One reason architects continue to gravitate toward engineered timber is the atmosphere it creates inside buildings. Exposed wood interiors can feel softer and calmer than conventional concrete structures, while the structural systems themselves often produce cleaner lines and more efficient interior layouts.
“There’s a quality to exposed timber that reads differently from any other structural material,” says Brites. “Warmer, quieter, more grounded,”
Brites says the bigger story is less about esthetics and more about industrialized construction.
One of engineered timber’s major advantages is prefabrication. Structural components are manufactured off-site using highly precise digital modelling, then delivered ready for installation.
“Prefabrication shifts where problems get solved. Instead of resolving co-ordination issues in the field, you resolve them digitally before a single component is fabricated,” he says.
That can shorten construction timelines significantly while reducing costly surprises during the building process.
Canada, particularly British Columbia, has become one of North America’s most active mass timber markets. Brites says the region’s progress has been driven by a combination of housing pressure, supportive policy and growing manufacturing capacity.
Projects such as UBC’s Brock Commons Tallwood House helped establish confidence in tall timber construction, while newer housing policies are encouraging more standardized mid-rise development.
Still, Brites believes the industry remains in a transitional phase similar to what Europe experienced years earlier.
“What we’re in now is a transition from early demonstration projects toward broader market adoption,” says Brites.
One of the biggest barriers is that developers often struggle to evaluate timber systems early enough in the design process. By the time cost estimates and engineering assessments arrive, many projects are already locked into conventional concrete and steel assumptions.

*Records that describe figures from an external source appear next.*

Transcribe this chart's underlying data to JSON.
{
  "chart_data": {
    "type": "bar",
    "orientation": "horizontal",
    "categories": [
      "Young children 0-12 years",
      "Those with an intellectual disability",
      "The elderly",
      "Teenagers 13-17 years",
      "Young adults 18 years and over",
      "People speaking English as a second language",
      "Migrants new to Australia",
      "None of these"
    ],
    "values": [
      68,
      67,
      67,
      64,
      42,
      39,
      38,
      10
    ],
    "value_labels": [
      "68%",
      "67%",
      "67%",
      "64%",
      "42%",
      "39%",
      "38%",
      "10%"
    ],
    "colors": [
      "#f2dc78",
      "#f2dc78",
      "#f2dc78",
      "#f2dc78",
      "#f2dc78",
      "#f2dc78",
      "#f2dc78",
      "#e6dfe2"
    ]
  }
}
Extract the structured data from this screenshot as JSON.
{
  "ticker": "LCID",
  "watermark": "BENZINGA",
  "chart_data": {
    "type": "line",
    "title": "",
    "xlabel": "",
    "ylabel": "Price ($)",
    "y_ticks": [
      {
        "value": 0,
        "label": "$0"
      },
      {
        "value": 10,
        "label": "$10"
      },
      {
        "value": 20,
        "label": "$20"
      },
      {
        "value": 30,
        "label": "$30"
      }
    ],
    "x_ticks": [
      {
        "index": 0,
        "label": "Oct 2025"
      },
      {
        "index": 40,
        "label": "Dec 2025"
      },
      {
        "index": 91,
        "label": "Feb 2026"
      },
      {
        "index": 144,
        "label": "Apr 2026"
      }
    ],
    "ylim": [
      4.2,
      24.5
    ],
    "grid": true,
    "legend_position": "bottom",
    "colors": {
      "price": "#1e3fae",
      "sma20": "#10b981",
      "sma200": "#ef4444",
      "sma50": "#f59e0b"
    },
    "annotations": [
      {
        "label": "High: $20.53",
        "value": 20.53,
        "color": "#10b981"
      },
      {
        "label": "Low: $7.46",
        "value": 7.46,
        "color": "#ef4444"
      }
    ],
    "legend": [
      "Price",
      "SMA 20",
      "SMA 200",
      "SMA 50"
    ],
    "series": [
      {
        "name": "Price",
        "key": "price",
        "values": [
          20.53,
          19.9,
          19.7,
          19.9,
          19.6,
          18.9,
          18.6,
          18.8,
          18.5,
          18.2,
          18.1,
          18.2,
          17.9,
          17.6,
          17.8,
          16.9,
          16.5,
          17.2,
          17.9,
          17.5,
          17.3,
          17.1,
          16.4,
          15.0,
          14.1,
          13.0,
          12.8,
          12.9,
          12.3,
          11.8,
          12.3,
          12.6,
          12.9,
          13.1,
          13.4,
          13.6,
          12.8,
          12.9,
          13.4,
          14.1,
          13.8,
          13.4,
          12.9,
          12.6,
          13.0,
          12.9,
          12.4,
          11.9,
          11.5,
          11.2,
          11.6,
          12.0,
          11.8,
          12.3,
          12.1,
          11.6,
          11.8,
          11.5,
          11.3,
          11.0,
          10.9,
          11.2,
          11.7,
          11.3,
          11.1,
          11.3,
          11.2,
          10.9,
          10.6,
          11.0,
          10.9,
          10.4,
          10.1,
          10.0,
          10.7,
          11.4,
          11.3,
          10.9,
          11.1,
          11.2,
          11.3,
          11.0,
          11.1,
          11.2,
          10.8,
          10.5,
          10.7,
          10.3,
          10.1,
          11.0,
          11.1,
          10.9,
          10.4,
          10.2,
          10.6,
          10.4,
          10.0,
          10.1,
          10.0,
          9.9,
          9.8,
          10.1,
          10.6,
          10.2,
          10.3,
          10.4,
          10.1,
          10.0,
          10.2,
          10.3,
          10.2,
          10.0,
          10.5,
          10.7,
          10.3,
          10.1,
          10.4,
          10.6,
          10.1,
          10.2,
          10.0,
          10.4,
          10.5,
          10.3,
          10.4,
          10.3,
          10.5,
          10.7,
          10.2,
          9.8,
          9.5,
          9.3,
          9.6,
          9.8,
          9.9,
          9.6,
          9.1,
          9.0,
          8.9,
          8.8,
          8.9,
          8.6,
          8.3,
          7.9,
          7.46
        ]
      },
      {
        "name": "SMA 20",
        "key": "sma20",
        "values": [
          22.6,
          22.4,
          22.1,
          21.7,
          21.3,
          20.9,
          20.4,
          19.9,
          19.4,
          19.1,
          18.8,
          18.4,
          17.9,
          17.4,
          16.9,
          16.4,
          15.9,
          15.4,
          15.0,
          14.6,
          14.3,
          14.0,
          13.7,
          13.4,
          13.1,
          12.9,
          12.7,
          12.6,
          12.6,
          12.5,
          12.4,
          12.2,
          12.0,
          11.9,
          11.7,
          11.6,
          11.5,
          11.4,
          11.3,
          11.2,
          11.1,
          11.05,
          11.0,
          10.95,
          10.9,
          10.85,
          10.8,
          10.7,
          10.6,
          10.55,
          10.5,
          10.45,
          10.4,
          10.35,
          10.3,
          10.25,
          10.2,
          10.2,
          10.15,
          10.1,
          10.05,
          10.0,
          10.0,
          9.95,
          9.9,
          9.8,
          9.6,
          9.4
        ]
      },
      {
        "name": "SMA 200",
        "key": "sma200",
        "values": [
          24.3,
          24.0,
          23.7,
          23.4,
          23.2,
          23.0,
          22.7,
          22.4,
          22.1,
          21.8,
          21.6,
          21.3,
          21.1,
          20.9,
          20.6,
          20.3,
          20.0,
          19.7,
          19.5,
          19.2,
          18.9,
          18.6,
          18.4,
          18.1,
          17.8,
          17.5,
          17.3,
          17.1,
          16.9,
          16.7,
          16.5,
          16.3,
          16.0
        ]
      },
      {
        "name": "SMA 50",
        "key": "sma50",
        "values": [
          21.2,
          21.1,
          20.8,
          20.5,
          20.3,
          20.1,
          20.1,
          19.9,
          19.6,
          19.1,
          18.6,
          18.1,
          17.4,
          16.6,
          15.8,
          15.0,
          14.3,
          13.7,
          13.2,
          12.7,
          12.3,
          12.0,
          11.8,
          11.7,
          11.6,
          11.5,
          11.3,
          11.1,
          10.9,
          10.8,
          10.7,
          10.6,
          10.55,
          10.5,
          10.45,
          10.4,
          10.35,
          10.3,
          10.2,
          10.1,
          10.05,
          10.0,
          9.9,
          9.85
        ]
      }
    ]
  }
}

“By the time a project team had enough information to evaluate a mass timber solution properly, the design had already hardened around conventional assumptions,” says Brites.
To help address that problem, Mercer Mass Timber partnered with ZGF Architects and Fast + Epp to develop BuildSpec, a free digital platform that allows architects, engineers and developers to quickly test hybrid timber systems during the earliest planning stages.
The platform generates real-time information about structural feasibility, constructability and carbon impacts for mid-rise housing projects, helping teams compare systems before major design decisions are fixed.
“What previously required weeks of consultant co-ordination can now be explored at the massing stage in minutes,” says Brites.
For Brites, the long-term goal is not simply to create standout timber buildings, but to help the industry move toward repeatable systems that become more efficient over time.
“The housing supply problem in Canadian cities is not going to be solved by better-designed individual projects. It’s going to be solved by delivery systems that can produce good buildings repeatedly, predictably, and at a cost that works,” says Brites.